Structure and mechanism of activity of the cyclic phosphodiesterase of Appr>p, a product of the tRNA splicing reaction

Abstract

The crystal structure of the cyclic phosphodiesterase (CPDase) from Arabidopsis thaliana, an enzyme involved in the tRNA splicing pathway, was determined at 2.5 Å resolution. CPDase hydrolyzes ADP-ribose 1'',2''-cyclic phosphate (Appr>p), a product of the tRNA splicing reaction, to the monoester ADP-ribose 1''-phosphate (Appr-1''p). The 181 amino acid protein shows a novel, bilobal arrangement of two αβ modules. Each lobe consists of two α-helices on the outer side of the molecule, framing a three- or four-stranded antiparallel β-sheet in the core of the protein. The active site is formed at the interface of the two β-sheets in a water-filled cavity involving residues from two H-X-T/S-X motifs.

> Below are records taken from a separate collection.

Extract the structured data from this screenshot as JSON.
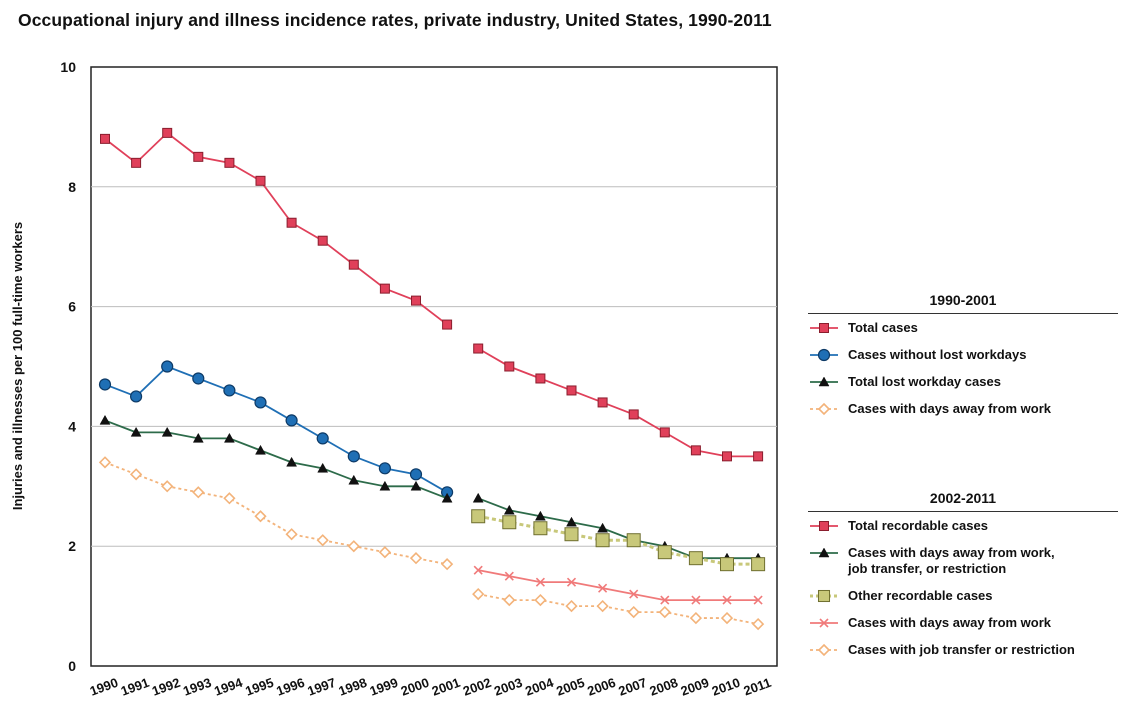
{
  "chart_data": {
    "type": "line",
    "title": "Occupational injury and illness incidence rates, private industry, United States, 1990-2011",
    "ylabel": "Injuries and illnesses per 100 full-time workers",
    "xlabel": "",
    "ylim": [
      0,
      10
    ],
    "yticks": [
      "0",
      "2",
      "4",
      "6",
      "8",
      "10"
    ],
    "grid": true,
    "x": [
      "1990",
      "1991",
      "1992",
      "1993",
      "1994",
      "1995",
      "1996",
      "1997",
      "1998",
      "1999",
      "2000",
      "2001",
      "2002",
      "2003",
      "2004",
      "2005",
      "2006",
      "2007",
      "2008",
      "2009",
      "2010",
      "2011"
    ],
    "legend_groups": [
      {
        "title": "1990-2001",
        "series": [
          {
            "name": "Total cases",
            "color": "#e0405a",
            "marker": "square",
            "values": [
              8.8,
              8.4,
              8.9,
              8.5,
              8.4,
              8.1,
              7.4,
              7.1,
              6.7,
              6.3,
              6.1,
              5.7,
              null,
              null,
              null,
              null,
              null,
              null,
              null,
              null,
              null,
              null
            ]
          },
          {
            "name": "Cases without lost workdays",
            "color": "#1f6fb5",
            "marker": "circle",
            "values": [
              4.7,
              4.5,
              5.0,
              4.8,
              4.6,
              4.4,
              4.1,
              3.8,
              3.5,
              3.3,
              3.2,
              2.9,
              null,
              null,
              null,
              null,
              null,
              null,
              null,
              null,
              null,
              null
            ]
          },
          {
            "name": "Total lost workday cases",
            "color": "#2d6b4a",
            "marker": "triangle",
            "values": [
              4.1,
              3.9,
              3.9,
              3.8,
              3.8,
              3.6,
              3.4,
              3.3,
              3.1,
              3.0,
              3.0,
              2.8,
              null,
              null,
              null,
              null,
              null,
              null,
              null,
              null,
              null,
              null
            ]
          },
          {
            "name": "Cases with days away from work",
            "color": "#f3b37a",
            "marker": "diamond",
            "dashed": true,
            "values": [
              3.4,
              3.2,
              3.0,
              2.9,
              2.8,
              2.5,
              2.2,
              2.1,
              2.0,
              1.9,
              1.8,
              1.7,
              null,
              null,
              null,
              null,
              null,
              null,
              null,
              null,
              null,
              null
            ]
          }
        ]
      },
      {
        "title": "2002-2011",
        "series": [
          {
            "name": "Total recordable cases",
            "color": "#e0405a",
            "marker": "square",
            "values": [
              null,
              null,
              null,
              null,
              null,
              null,
              null,
              null,
              null,
              null,
              null,
              null,
              5.3,
              5.0,
              4.8,
              4.6,
              4.4,
              4.2,
              3.9,
              3.6,
              3.5,
              3.5
            ]
          },
          {
            "name": "Cases with days away from work,",
            "name2": "job transfer, or restriction",
            "color": "#2d6b4a",
            "marker": "triangle",
            "values": [
              null,
              null,
              null,
              null,
              null,
              null,
              null,
              null,
              null,
              null,
              null,
              null,
              2.8,
              2.6,
              2.5,
              2.4,
              2.3,
              2.1,
              2.0,
              1.8,
              1.8,
              1.8
            ]
          },
          {
            "name": "Other recordable cases",
            "color": "#c8c87a",
            "marker": "bigsquare",
            "dashed": true,
            "values": [
              null,
              null,
              null,
              null,
              null,
              null,
              null,
              null,
              null,
              null,
              null,
              null,
              2.5,
              2.4,
              2.3,
              2.2,
              2.1,
              2.1,
              1.9,
              1.8,
              1.7,
              1.7
            ]
          },
          {
            "name": "Cases with days away from work",
            "color": "#f07a7a",
            "marker": "x",
            "values": [
              null,
              null,
              null,
              null,
              null,
              null,
              null,
              null,
              null,
              null,
              null,
              null,
              1.6,
              1.5,
              1.4,
              1.4,
              1.3,
              1.2,
              1.1,
              1.1,
              1.1,
              1.1
            ]
          },
          {
            "name": "Cases with job transfer or restriction",
            "color": "#f3b37a",
            "marker": "diamond",
            "dashed": true,
            "values": [
              null,
              null,
              null,
              null,
              null,
              null,
              null,
              null,
              null,
              null,
              null,
              null,
              1.2,
              1.1,
              1.1,
              1.0,
              1.0,
              0.9,
              0.9,
              0.8,
              0.8,
              0.7
            ]
          }
        ]
      }
    ]
  }
}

This previously noticed motif participates in coordination of a sulfate ion. A solvent-exposed surface loop (residues 100-115) is very likely to play a flap-like role, opening and closing the active site. Based on the crystal structure and on recent mutagenesis studies of a homologous CPDase from Saccharomyces cerevisiae, we propose an enzymatic mechanism that employs the nucleophilic attack of a water molecule activated by one of the active site histidines.